Happy Friday, traders. Welcome to your weekly recap of the gold market.
So, what kind of week has it been?
The dictionary definition of “up-and-down” I’d say. As we covered on Monday, risk-off trading spiked hard on the back of heavy news-flow around sharpening US-China trade tensions and a serious round of new tariffs announced. Initially it looked as if gold might finally break gravity at $1300, but as the trade headlines largely went quiet and the majority of important US macroeconomic data bested expectations gold’s hyperbolic trajectory stalled out, and we now see the yellow metal trading lower than Sunday night’s market open.
Let’s take a closer look.
Gold Booms as Trade Tensions Heat Up
Monday was the strongest day for gold in over a month. Picking up from where our weekly preview left off, global equities continued to fall throughout the day in reaction to escalating tariffs and tensions between the US and China as the trade conflict has gone hot again. After being rebuffed on a handful of midday attempts to break $1300, gold spot prices settled into the afternoon around the $1299/oz level, and close the day just below the resistance line at that major psychological mark.
Equities Rebound, but Gold Prices Hold on to Gains
Asian markets would open shaky on Tuesday, and another negative session would be enough to push gold above the $1300-line overnight. It would fail to create enough momentum however, and in Europe the Stoxx 600’s positive morning provided enough risk-on sentiment to encourage selling that brought gold back to $1298/oz at the start of New York’s Tuesday.
US markets took off running with the President’s tweets about feeling optimistic that the trade dispute will have a pleasant resolution by mid-summer. Equities markets roared back from their Monday drubbing, boosting the US Dollar. The gold market as a result felt sluggish and spot price failed to make another attempt at $1300. While the market would manage to hold on to support around $1295, the lack of momentum was the first indication that Monday’s price-surge wouldn’t hold throughout the week, as the rocket fuel of US-China trade headlines would more or less dry up for the week after Tuesday.
As US Manufacturing Data Improves, Gold Loses Momentum
After some increased pressure on gold price from an admittedly convoluted Asia session-- in which a swath of important Chinese economic data disappointed but local equity markets gained ground-- gold spot found its momentum again during the European session and looked to re-test resistance at $1300/oz heading into Wednesday’s New York trading.
In reality, gold would make its last uninspired run at $1300 just ahead of the first swath of notable US economic data for the week. While April’s Industrial Production was a real disappointment, metrics for the US manufacturing sector began to pull up from their recent trend downwards with an upside surprise from May’s the NY Empire State Manufacturing Index.
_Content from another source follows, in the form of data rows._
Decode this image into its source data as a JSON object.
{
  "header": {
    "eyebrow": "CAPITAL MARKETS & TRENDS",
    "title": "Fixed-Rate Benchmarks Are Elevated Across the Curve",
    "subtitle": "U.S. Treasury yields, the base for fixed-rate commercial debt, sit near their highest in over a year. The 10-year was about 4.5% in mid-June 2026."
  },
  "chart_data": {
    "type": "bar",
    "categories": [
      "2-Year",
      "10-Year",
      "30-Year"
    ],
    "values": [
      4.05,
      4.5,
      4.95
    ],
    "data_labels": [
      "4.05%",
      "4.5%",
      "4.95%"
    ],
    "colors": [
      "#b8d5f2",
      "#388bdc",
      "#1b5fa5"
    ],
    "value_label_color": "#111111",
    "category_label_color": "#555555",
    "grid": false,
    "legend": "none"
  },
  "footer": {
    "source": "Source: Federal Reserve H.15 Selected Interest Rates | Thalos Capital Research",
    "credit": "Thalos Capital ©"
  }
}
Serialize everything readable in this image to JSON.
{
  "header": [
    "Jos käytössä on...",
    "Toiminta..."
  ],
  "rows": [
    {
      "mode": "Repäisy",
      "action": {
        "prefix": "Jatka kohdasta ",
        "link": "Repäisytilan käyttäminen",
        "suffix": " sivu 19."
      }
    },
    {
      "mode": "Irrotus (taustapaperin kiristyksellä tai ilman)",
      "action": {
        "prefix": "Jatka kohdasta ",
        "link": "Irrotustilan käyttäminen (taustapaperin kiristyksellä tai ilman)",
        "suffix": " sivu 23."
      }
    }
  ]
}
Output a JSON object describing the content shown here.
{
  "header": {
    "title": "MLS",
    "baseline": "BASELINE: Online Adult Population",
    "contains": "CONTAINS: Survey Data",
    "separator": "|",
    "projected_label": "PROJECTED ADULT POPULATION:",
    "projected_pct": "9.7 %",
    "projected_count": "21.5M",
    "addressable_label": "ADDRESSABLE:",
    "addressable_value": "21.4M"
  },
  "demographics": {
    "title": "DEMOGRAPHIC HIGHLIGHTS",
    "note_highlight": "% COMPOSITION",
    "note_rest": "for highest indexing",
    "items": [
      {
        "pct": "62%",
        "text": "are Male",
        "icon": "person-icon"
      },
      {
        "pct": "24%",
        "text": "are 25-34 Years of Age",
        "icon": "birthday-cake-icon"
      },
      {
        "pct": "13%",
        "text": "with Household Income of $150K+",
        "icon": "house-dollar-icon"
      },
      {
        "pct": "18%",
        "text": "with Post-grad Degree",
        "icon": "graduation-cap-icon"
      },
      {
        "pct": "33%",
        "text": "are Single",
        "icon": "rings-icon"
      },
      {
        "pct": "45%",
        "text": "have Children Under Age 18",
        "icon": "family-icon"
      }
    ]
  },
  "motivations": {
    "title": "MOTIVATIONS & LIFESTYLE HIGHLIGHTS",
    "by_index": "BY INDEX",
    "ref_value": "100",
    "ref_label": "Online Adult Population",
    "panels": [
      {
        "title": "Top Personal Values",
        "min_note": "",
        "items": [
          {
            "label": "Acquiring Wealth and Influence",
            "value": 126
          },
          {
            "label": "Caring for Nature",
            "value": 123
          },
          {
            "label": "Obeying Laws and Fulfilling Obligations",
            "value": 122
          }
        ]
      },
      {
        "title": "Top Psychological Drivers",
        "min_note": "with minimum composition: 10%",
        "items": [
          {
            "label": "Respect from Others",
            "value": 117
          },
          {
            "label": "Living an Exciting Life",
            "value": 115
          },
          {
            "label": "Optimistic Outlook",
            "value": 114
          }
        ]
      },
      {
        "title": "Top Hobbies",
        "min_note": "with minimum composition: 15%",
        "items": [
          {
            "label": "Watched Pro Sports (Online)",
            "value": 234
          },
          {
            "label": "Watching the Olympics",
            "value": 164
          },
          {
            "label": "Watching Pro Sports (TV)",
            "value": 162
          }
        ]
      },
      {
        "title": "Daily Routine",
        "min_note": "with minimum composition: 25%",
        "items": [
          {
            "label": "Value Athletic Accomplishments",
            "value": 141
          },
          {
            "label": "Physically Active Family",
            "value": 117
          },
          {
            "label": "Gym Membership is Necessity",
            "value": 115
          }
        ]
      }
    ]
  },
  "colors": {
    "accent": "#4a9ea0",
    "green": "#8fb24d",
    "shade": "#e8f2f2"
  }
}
It will remain to be seen if America’s workhorse of old is actually turning things around after a slump or if this week’s data, which included another beat on Thursday morning’s report of the Philly Fed Manufacturing Index, represents more of a dead cat bounce. Either way, it was enough of a risk-on signal Wednesday morning to trigger a $5 fall in gold prices. While the rest of the day would see some choppy trading, gold wouldn’t find much air above $1295/oz for the rest of the day.
A quiet session of Asian trading was followed by a buying surge at the European open. The rush would inevitably peter-out within the hour, and that would be the failure that finally broke gold’s support for the week.
More Positive US Data Finally Breaks Resolve
By the time Thursday morning’s US economic data hit the wires at 8:30am EDT, gold prices had already weakened well below $1295/oz. The US economy and its Greenback were lifted by the Philly Fed data, lower than expected Initial Jobless Claims for the week, and an improvement on expectations for April Housing Starts. From there, it was a nosedive morning for gold.
As we’ve often talked about, when gold elevates toward major technical or psychological levels (like $1300) and then repeatedly fails to break through, market gravity increases with every failed attempt; at the first application of external pressure (like a surging US Dollar on the back of positive economic data,) gold’s price support collapses. This time, to the tune of $10+ and resting through the afternoon at $1285 support. The continued selling through to this morning has been motivated more by Thursday’s price drop than any additional news flow—why hold gold here, the market asks, when it’s still unlikely to break $1300?
Gold Falls Farther as Consumer Sentiment Improves
Yellow metal maintained its $1285 support through Asia and Europe’s end of the week, but as US traders have come online this morning we see gold collapsing through support again to $1280. At time of writing, that further support has also broken, as a strong University of Michigan Consumer Sentiment number has pushed gold lower against the Dollar. At time of writing, gold by the ounce trades just above $1278.
And so that’s how the gold market looks, limping into next week. The docket coming up is again fairly light, with Wednesday’s FOMC minutes the only heavy hitter inked onto the calendar. That said, expect the ongoing US-China trade spat to be the dominant force in Dollar and Gold markets for a consecutive week assuming the news-flow returns.
Enjoy your weekend, traders. I’ll see you all back here on Monday for a look at the week ahead.